2 large sweet potatoes, grated
1 small onion, finely chopped
2 cloves garlic, crushed
1 scotch bonnet, finely chopped
2 medium eggs, lightly beaten
125g soft goats cheese
1/2 red onion, thinly sliced
1tbsp granulated sweetener
1tbsp balsamic vinegar
This should make around 4 rosti – one would probably work well as a starter, two as a light main meal. You know fine well I ate all four to myself!
When it comes to prep, I used a food processor to grate the sweet potatoes. It was just much easier than using a normal grater – that project started well but soon got old. However, grating the onion in the food processor wasn’t such a good idea – it all turned to mush. I’d therefore recommend just chopping it finely with a knife.
1. Preheat the oven to 220ºc
2. Squeeze as much water out of the grated sweet potato as you can. I did this by pressing in a clean tea towel.
3. Gently fry the onions, garlic & scotch bonnet, just enough to soften up the onions.
4. Add the sweet potato, onions, garlic, scotch bonnet, egg and some freshly ground black pepper to a bowl. Crumble in a quarter of the goats cheese, and use your hands to combine everything well.
5. Divide the mixture into about four, and shape patties out of each portion, squeezing out any excess liquid as you go – you need them to be compacted enough to hold together.
6. Place the patties onto an oiled baking tray, and sprinkle each one with a little more oil on top.
7. Pop them in the oven for half an hour.
8. After half an hour, remove the rosti from the oven, and top each one with a quarter of the remaining goats cheese. Stick them back in the oven for another 10 minutes or so, or until the goats cheese starts to turn golden.
9. Meanwhile, pop the red onion, sweetener, and balsamic vinegar in a frying pan, over a moderate heat. Stir them occasionally to make sure they’re well coated, and don’t stick to the pan.
10. Serve on top of the rosti & goats cheese.
ASDA left the opposition standing this week, winning with an impressive £6.45 – a whopping £1.20 ahead of Tesco in second place, at £7.65.
Sainsbury’s weren’t too far behind at £7.73, while Morrisons seriously lagged at £8.04.
Tesco could do with selling smaller packs of Scoth Bonnets, as they were between 82 and 99 pence more expensive than the others. Their prices on Sweet Potatoes, Goats Cheese, and Balsamic vinegar helped them gain the respectable second, but they could’ve come in a lot close to ASDA than they did.
Well.. the first tweak you can make here is not to bother with the rosti!
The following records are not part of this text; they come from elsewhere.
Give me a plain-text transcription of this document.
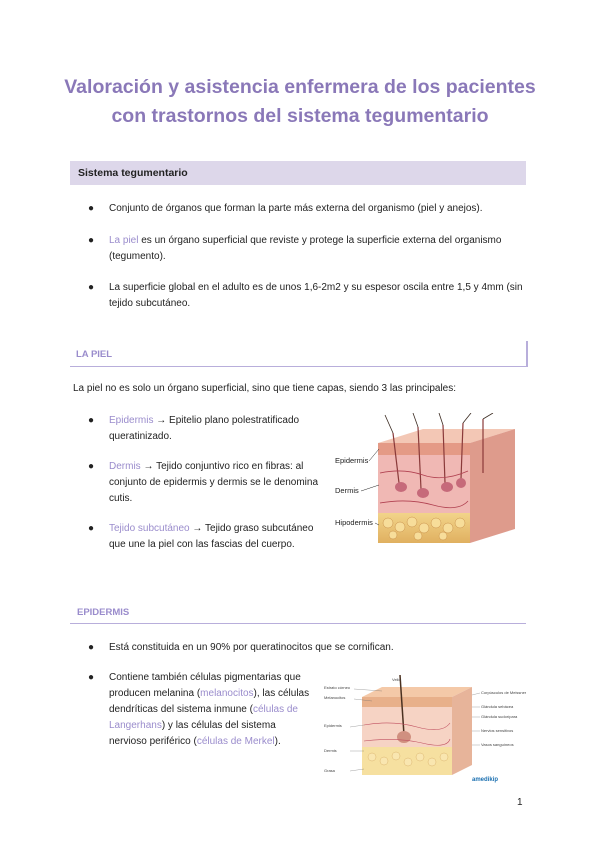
Valoración y asistencia enfermera de los pacientes con trastornos del sistema tegumentario
Sistema tegumentario
● Conjunto de órganos que forman la parte más externa del organismo (piel y anejos).
● La piel es un órgano superficial que reviste y protege la superficie externa del organismo (tegumento).
● La superficie global en el adulto es de unos 1,6-2m2 y su espesor oscila entre 1,5 y 4mm (sin tejido subcutáneo.
LA PIEL
La piel no es solo un órgano superficial, sino que tiene capas, siendo 3 las principales:
● Epidermis → Epitelio plano polestratificado queratinizado.
● Dermis → Tejido conjuntivo rico en fibras: al conjunto de epidermis y dermis se le denomina cutis.
● Tejido subcutáneo → Tejido graso subcutáneo que une la piel con las fascias del cuerpo.
Epidermis
Dermis
Hipodermis
EPIDERMIS
● Está constituida en un 90% por queratinocitos que se cornifican.
● Contiene también células pigmentarias que producen melanina (melanocitos), las células dendríticas del sistema inmune (células de Langerhans) y las células del sistema nervioso periférico (células de Merkel).
Estrato córneo
Melanocitos
Epidermis
Dermis
Grasa
Vello
Corpúsculos de Meissner
Glándula sebácea
Glándula sudorípara
Nervios sensitivos
Vasos sanguíneos
amedikip
1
As I mentioned before, this works particularly well if you just bake a couple of sweet potatoes, and use the same toppings!
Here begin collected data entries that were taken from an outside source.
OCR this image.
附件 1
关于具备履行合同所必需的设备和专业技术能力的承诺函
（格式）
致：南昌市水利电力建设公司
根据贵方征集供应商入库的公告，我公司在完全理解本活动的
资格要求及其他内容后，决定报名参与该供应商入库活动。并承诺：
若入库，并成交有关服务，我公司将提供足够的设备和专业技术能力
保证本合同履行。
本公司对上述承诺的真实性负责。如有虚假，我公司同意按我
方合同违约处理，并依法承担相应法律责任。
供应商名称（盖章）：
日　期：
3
If you’re going for the rosti, though, it’s worth noting that in this particularly recipe, the scotch bonnet didn’t seem to do much. I’d maybe up the quantities, use chilli flakes instead, or maybe not even bother at all.
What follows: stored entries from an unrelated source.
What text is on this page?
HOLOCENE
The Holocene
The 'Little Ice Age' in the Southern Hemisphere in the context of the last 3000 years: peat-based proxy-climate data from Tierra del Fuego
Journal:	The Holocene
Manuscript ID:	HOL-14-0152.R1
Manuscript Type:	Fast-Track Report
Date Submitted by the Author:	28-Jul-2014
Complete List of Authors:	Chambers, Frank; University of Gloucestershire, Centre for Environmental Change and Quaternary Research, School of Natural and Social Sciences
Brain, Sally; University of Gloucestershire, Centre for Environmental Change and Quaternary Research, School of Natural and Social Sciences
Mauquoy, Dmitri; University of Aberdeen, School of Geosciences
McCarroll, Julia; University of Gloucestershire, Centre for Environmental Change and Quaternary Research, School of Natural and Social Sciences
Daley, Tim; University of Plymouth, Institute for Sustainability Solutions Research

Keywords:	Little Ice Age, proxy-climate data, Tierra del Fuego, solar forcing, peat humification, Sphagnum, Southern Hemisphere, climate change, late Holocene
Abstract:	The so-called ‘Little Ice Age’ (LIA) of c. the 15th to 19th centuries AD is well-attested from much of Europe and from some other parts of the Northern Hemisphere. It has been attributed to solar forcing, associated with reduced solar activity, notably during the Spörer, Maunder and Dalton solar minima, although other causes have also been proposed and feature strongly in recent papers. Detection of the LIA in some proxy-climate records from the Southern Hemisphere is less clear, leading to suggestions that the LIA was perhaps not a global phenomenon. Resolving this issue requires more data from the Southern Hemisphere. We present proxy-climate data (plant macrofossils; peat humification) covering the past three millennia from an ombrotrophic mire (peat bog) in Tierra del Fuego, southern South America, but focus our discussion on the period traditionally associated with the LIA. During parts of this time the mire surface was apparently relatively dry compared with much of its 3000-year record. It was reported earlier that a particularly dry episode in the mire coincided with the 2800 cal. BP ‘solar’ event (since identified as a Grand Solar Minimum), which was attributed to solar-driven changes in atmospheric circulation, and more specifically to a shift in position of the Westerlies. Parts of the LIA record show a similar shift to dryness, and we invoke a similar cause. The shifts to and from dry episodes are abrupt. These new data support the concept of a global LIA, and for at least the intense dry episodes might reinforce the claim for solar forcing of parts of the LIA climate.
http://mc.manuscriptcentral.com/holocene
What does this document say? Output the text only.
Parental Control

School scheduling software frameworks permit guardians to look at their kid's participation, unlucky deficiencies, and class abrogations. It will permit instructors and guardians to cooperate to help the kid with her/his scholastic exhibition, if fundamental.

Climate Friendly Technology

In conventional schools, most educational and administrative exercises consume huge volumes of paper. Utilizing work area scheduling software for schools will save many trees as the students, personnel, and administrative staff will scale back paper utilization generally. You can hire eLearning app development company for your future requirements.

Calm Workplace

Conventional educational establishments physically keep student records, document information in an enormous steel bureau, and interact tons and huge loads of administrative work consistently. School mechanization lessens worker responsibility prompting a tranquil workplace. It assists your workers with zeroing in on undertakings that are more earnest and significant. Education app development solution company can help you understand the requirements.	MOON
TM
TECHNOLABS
Next time I try this, I may just use the one egg – the rosti were a little wet in the middle (though cooked, and delicious) so I’d gamble, with the risk being that they’d be too dry with just the one or may not hold together as well. The goats cheese within the mixture may also have added to this “wet” consistency, so it might be worth just reserving all of the goats cheese for topping at the end.
I might also add more garlic than I did here, and perhaps season a little more. Depending on which goats cheese you use, be careful with salt, though.
I think I’ve also made these a little on the “tall” side – it may be an idea to divide the mixture into a larger number of smaller portions, and flatten each rosti out a little more.
I love the caramelised red onion, but if it’s not for you, the contrast between the sweet potato and goats cheese works particularly well on its own! That said, I did wonder if a sauce would work with this. Maybe a balsamic reduction instead of the caramelised red onion? Maybe just a drizzle of balsamic on its own could be simple, but effective.